Come prendere due piccioni da una fava: nella corsa al prossimo miliardo di utenti Facebook guarda ai bambini di oggi, futuri teenager e papabili fruitori dei suoi servizi. Con una mossa che probabilmente farà discutere, il social da oltre due miliardi di iscritti apre per la prima volta anche agli under 13 che di regola non potrebbero accedere alla piattaforma. Lo fa lanciando una chat per bambini che, assicura, sarà sotto il pieno controllo dei genitori. Se da una parte la società di Palo Alto vede accrescere il numero dei suoi fruitore, dall’altra va incontro alle preoccupazioni dei genitori sull’uso libero e disinvolto della più popolare piattaforma di social network.

La novità si chiama Messenger Kids ed è una versione semplificata della popolare chat di Facebook. Nella prima fase sarà disponibile in anteprima negli Stati Uniti su iPhone e iPad. Poi, in base al seguito che avrà e tenendo la porta aperta a ritocchi e aggiustamenti, sbarcherà nel resto del mondo, Italia inclusa.
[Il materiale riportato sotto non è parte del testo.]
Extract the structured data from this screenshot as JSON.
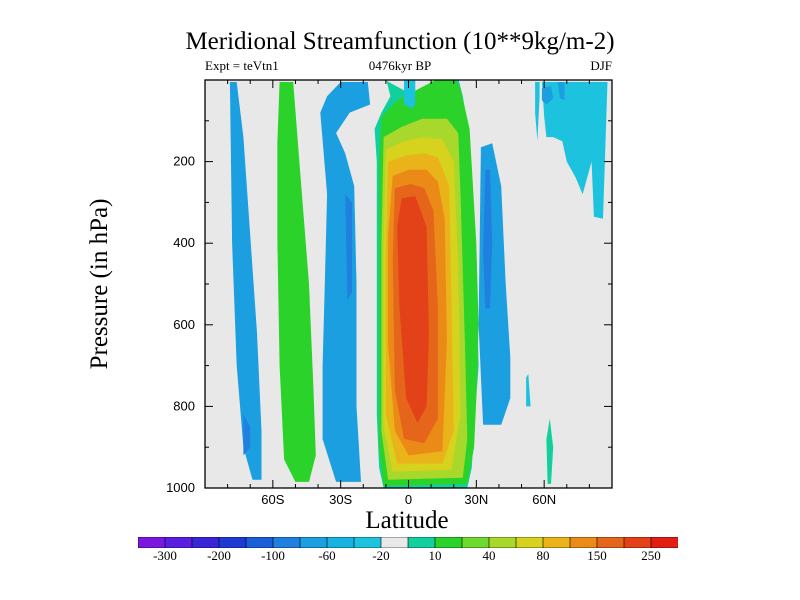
{
  "figure": {
    "title": "Meridional Streamfunction (10**9kg/m-2)",
    "subtitle_left": "Expt = teVtn1",
    "subtitle_center": "0476kyr BP",
    "subtitle_right": "DJF"
  },
  "chart_data": {
    "type": "contour-fill",
    "title": "Meridional Streamfunction (10**9kg/m-2)",
    "xlabel": "Latitude",
    "ylabel": "Pressure (in hPa)",
    "xlim": [
      -90,
      90
    ],
    "ylim": [
      1000,
      0
    ],
    "y_reversed": true,
    "x_ticks": [
      {
        "value": -60,
        "label": "60S"
      },
      {
        "value": -30,
        "label": "30S"
      },
      {
        "value": 0,
        "label": "0"
      },
      {
        "value": 30,
        "label": "30N"
      },
      {
        "value": 60,
        "label": "60N"
      }
    ],
    "y_ticks": [
      {
        "value": 200,
        "label": "200"
      },
      {
        "value": 400,
        "label": "400"
      },
      {
        "value": 600,
        "label": "600"
      },
      {
        "value": 800,
        "label": "800"
      },
      {
        "value": 1000,
        "label": "1000"
      }
    ],
    "background_level_color": "#e8e8e8",
    "colorbar": {
      "colors": [
        "#7a17e0",
        "#5a1ee0",
        "#3a24d8",
        "#1e3ad2",
        "#1a5ed8",
        "#1f80e0",
        "#1b9fe0",
        "#18b2e0",
        "#1dc3de",
        "#e9e9e9",
        "#12cf9e",
        "#2ad22a",
        "#6ed92e",
        "#a8d82c",
        "#d6d21e",
        "#eab31a",
        "#ec8a18",
        "#e5651a",
        "#e34118",
        "#e21e14"
      ],
      "labels": [
        "-300",
        "-200",
        "-100",
        "-60",
        "-20",
        "10",
        "40",
        "80",
        "150",
        "250"
      ]
    },
    "regions": [
      {
        "name": "sh-polar-negative-cell",
        "level": -20,
        "color": "#1b9fe0",
        "pts": [
          [
            -79,
            5
          ],
          [
            -76,
            5
          ],
          [
            -73,
            140
          ],
          [
            -70,
            380
          ],
          [
            -67,
            620
          ],
          [
            -65,
            860
          ],
          [
            -65,
            980
          ],
          [
            -69,
            980
          ],
          [
            -73,
            900
          ],
          [
            -76,
            700
          ],
          [
            -78,
            400
          ]
        ]
      },
      {
        "name": "sh-polar-inner",
        "level": -40,
        "color": "#1f80e0",
        "pts": [
          [
            -73,
            820
          ],
          [
            -70,
            850
          ],
          [
            -70,
            900
          ],
          [
            -73,
            920
          ]
        ]
      },
      {
        "name": "sh-green-cell",
        "level": 40,
        "color": "#2ad22a",
        "pts": [
          [
            -57,
            5
          ],
          [
            -51,
            5
          ],
          [
            -48,
            220
          ],
          [
            -44,
            500
          ],
          [
            -42,
            760
          ],
          [
            -41,
            920
          ],
          [
            -44,
            985
          ],
          [
            -50,
            985
          ],
          [
            -55,
            930
          ],
          [
            -57,
            700
          ],
          [
            -58,
            400
          ],
          [
            -58,
            150
          ]
        ]
      },
      {
        "name": "sh-blue-ferrel",
        "level": -20,
        "color": "#1b9fe0",
        "pts": [
          [
            -30,
            5
          ],
          [
            -18,
            5
          ],
          [
            -17,
            60
          ],
          [
            -26,
            80
          ],
          [
            -32,
            130
          ],
          [
            -28,
            180
          ],
          [
            -24,
            260
          ],
          [
            -23,
            500
          ],
          [
            -23,
            800
          ],
          [
            -21,
            985
          ],
          [
            -32,
            985
          ],
          [
            -38,
            880
          ],
          [
            -38,
            700
          ],
          [
            -37,
            500
          ],
          [
            -36,
            280
          ],
          [
            -39,
            80
          ],
          [
            -36,
            40
          ]
        ]
      },
      {
        "name": "sh-blue-ferrel-core",
        "level": -60,
        "color": "#1f80e0",
        "pts": [
          [
            -28,
            280
          ],
          [
            -25,
            300
          ],
          [
            -25,
            520
          ],
          [
            -27,
            540
          ]
        ]
      },
      {
        "name": "eq-band-10",
        "level": 10,
        "color": "#12cf9e",
        "pts": [
          [
            -12,
            -5
          ],
          [
            -10,
            -5
          ],
          [
            -8,
            40
          ],
          [
            -12,
            80
          ],
          [
            -15,
            120
          ],
          [
            -14,
            200
          ],
          [
            -14,
            600
          ],
          [
            -14,
            820
          ],
          [
            -13,
            950
          ],
          [
            -11,
            1000
          ],
          [
            26,
            1000
          ],
          [
            28,
            950
          ],
          [
            29,
            850
          ],
          [
            31,
            700
          ],
          [
            30,
            500
          ],
          [
            27,
            200
          ],
          [
            21,
            80
          ],
          [
            19,
            -5
          ],
          [
            22,
            -5
          ],
          [
            24,
            40
          ],
          [
            26,
            110
          ]
        ]
      },
      {
        "name": "eq-green",
        "level": 40,
        "color": "#2ad22a",
        "pts": [
          [
            -12,
            90
          ],
          [
            -5,
            50
          ],
          [
            5,
            20
          ],
          [
            12,
            0
          ],
          [
            20,
            -5
          ],
          [
            23,
            20
          ],
          [
            27,
            120
          ],
          [
            30,
            400
          ],
          [
            31,
            600
          ],
          [
            30,
            780
          ],
          [
            29,
            900
          ],
          [
            26,
            990
          ],
          [
            -11,
            995
          ],
          [
            -13,
            900
          ],
          [
            -13,
            500
          ],
          [
            -13,
            200
          ]
        ]
      },
      {
        "name": "eq-level-80",
        "level": 80,
        "color": "#a8d82c",
        "pts": [
          [
            -11,
            140
          ],
          [
            -3,
            115
          ],
          [
            6,
            95
          ],
          [
            17,
            95
          ],
          [
            22,
            130
          ],
          [
            23,
            280
          ],
          [
            25,
            650
          ],
          [
            26,
            880
          ],
          [
            24,
            975
          ],
          [
            -9,
            980
          ],
          [
            -12,
            860
          ],
          [
            -12,
            400
          ]
        ]
      },
      {
        "name": "eq-level-100",
        "level": 100,
        "color": "#d6d21e",
        "pts": [
          [
            -10,
            170
          ],
          [
            -2,
            150
          ],
          [
            7,
            140
          ],
          [
            15,
            145
          ],
          [
            20,
            200
          ],
          [
            22,
            450
          ],
          [
            23,
            820
          ],
          [
            19,
            955
          ],
          [
            -7,
            960
          ],
          [
            -11,
            850
          ],
          [
            -11,
            420
          ]
        ]
      },
      {
        "name": "eq-level-150",
        "level": 150,
        "color": "#eab31a",
        "pts": [
          [
            -9,
            200
          ],
          [
            -1,
            185
          ],
          [
            7,
            180
          ],
          [
            13,
            190
          ],
          [
            18,
            260
          ],
          [
            19,
            550
          ],
          [
            20,
            860
          ],
          [
            15,
            940
          ],
          [
            -5,
            940
          ],
          [
            -10,
            820
          ],
          [
            -10,
            420
          ]
        ]
      },
      {
        "name": "eq-level-200",
        "level": 200,
        "color": "#ec8a18",
        "pts": [
          [
            -7,
            235
          ],
          [
            0,
            220
          ],
          [
            8,
            220
          ],
          [
            13,
            250
          ],
          [
            16,
            340
          ],
          [
            17,
            640
          ],
          [
            15,
            910
          ],
          [
            0,
            920
          ],
          [
            -6,
            860
          ],
          [
            -9,
            650
          ],
          [
            -9,
            380
          ]
        ]
      },
      {
        "name": "eq-level-250",
        "level": 250,
        "color": "#e5651a",
        "pts": [
          [
            -6,
            265
          ],
          [
            1,
            255
          ],
          [
            7,
            265
          ],
          [
            11,
            320
          ],
          [
            13,
            560
          ],
          [
            13,
            830
          ],
          [
            7,
            890
          ],
          [
            -2,
            880
          ],
          [
            -6,
            760
          ],
          [
            -7,
            440
          ]
        ]
      },
      {
        "name": "eq-level-300",
        "level": 300,
        "color": "#e34118",
        "pts": [
          [
            -3,
            290
          ],
          [
            3,
            285
          ],
          [
            8,
            360
          ],
          [
            9,
            620
          ],
          [
            8,
            800
          ],
          [
            4,
            840
          ],
          [
            -1,
            780
          ],
          [
            -4,
            560
          ],
          [
            -5,
            360
          ]
        ]
      },
      {
        "name": "nh-blue-ferrel",
        "level": -20,
        "color": "#1b9fe0",
        "pts": [
          [
            32,
            165
          ],
          [
            37,
            155
          ],
          [
            41,
            260
          ],
          [
            43,
            500
          ],
          [
            45,
            680
          ],
          [
            45,
            780
          ],
          [
            41,
            845
          ],
          [
            33,
            845
          ],
          [
            31,
            600
          ]
        ]
      },
      {
        "name": "nh-blue-ferrel-core",
        "level": -40,
        "color": "#1f80e0",
        "pts": [
          [
            34,
            220
          ],
          [
            36,
            220
          ],
          [
            37,
            400
          ],
          [
            36,
            560
          ],
          [
            34,
            560
          ],
          [
            33,
            420
          ]
        ]
      },
      {
        "name": "nh-polar-negative",
        "level": -20,
        "color": "#1dc3de",
        "pts": [
          [
            59,
            5
          ],
          [
            88,
            5
          ],
          [
            86,
            340
          ],
          [
            82,
            335
          ],
          [
            81,
            200
          ],
          [
            77,
            280
          ],
          [
            74,
            240
          ],
          [
            70,
            200
          ],
          [
            68,
            150
          ],
          [
            64,
            140
          ],
          [
            61,
            140
          ],
          [
            60,
            90
          ]
        ]
      },
      {
        "name": "nh-polar-strip",
        "level": -20,
        "color": "#1dc3de",
        "pts": [
          [
            56,
            5
          ],
          [
            58,
            5
          ],
          [
            58,
            40
          ],
          [
            57,
            150
          ],
          [
            56,
            80
          ]
        ]
      },
      {
        "name": "nh-polar-dark",
        "level": -40,
        "color": "#1b9fe0",
        "pts": [
          [
            59,
            20
          ],
          [
            63,
            15
          ],
          [
            64,
            45
          ],
          [
            61,
            60
          ],
          [
            59,
            50
          ]
        ]
      },
      {
        "name": "nh-polar-dark-2",
        "level": -40,
        "color": "#1b9fe0",
        "pts": [
          [
            66,
            5
          ],
          [
            69,
            5
          ],
          [
            69,
            50
          ],
          [
            67,
            45
          ]
        ]
      },
      {
        "name": "tropics-top-cyan",
        "level": -20,
        "color": "#1dc3de",
        "pts": [
          [
            -2,
            -5
          ],
          [
            3,
            -5
          ],
          [
            3,
            55
          ],
          [
            2,
            70
          ],
          [
            -2,
            60
          ]
        ]
      },
      {
        "name": "nh-thin-cyan",
        "level": -20,
        "color": "#1dc3de",
        "pts": [
          [
            52,
            730
          ],
          [
            53,
            720
          ],
          [
            54,
            800
          ],
          [
            52,
            800
          ]
        ]
      },
      {
        "name": "nh-thin-green",
        "level": 10,
        "color": "#12cf9e",
        "pts": [
          [
            61,
            880
          ],
          [
            62.5,
            830
          ],
          [
            64,
            900
          ],
          [
            63,
            990
          ],
          [
            61.5,
            990
          ]
        ]
      }
    ]
  }
}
La nuova applicazione, sottolinea la compagnia, non richiede un’iscrizione dei bambini al social network né un loro numero di cellulare, ma si utilizzerà tramite l’account dei genitori e funzionerà con rete Wi-Fi. Insomma, saranno mamma e papà ad autorizzarne l’uso e a decidere con quali contatti i loro figli potranno scambiare messaggi e lanciare videochat.

Più tutele per i dati ricavati dal telefono

In questo contesto di continua attenzione al diritto alla riservatezza – non solo riferita ai bambini, per cui il livello deve essere massimo, ma anche agli adulti – si segnalano l’iniziativa di quattordici compagnie tecnologiche che si sono rivolte alla Corte Suprema americana per chiedere maggiore privacy per le informazioni geografiche che si possono desumere localizzando gli smartphone e quindi i loro possessori. Tra le società che si sono unite all’appello ci sono Google, Microsoft, Apple, Facebook e Twitter ovvero alcune delle più rilevanti multinazionali del web e del mondo hi tech, capaci di catturare centinaia di milioni di consumatori in tutto il mondo.

Il punto di partenza alla base di questa iniziativa è che le forze dell’ordine degli Stati Uniti possono accedere ai dati di geolocalizzazione senza mandato. Da qui la decisione delle compagnie di presentare in tribunale un dettagliato documento di 30 pagine. Nel testo si legge che “la Corte dovrebbe perfezionare l’applicazione di alcune dottrine del Quarto emendamento per assicurarsi che la legge si relazioni realisticamente con le tecnologie basate su Internet”.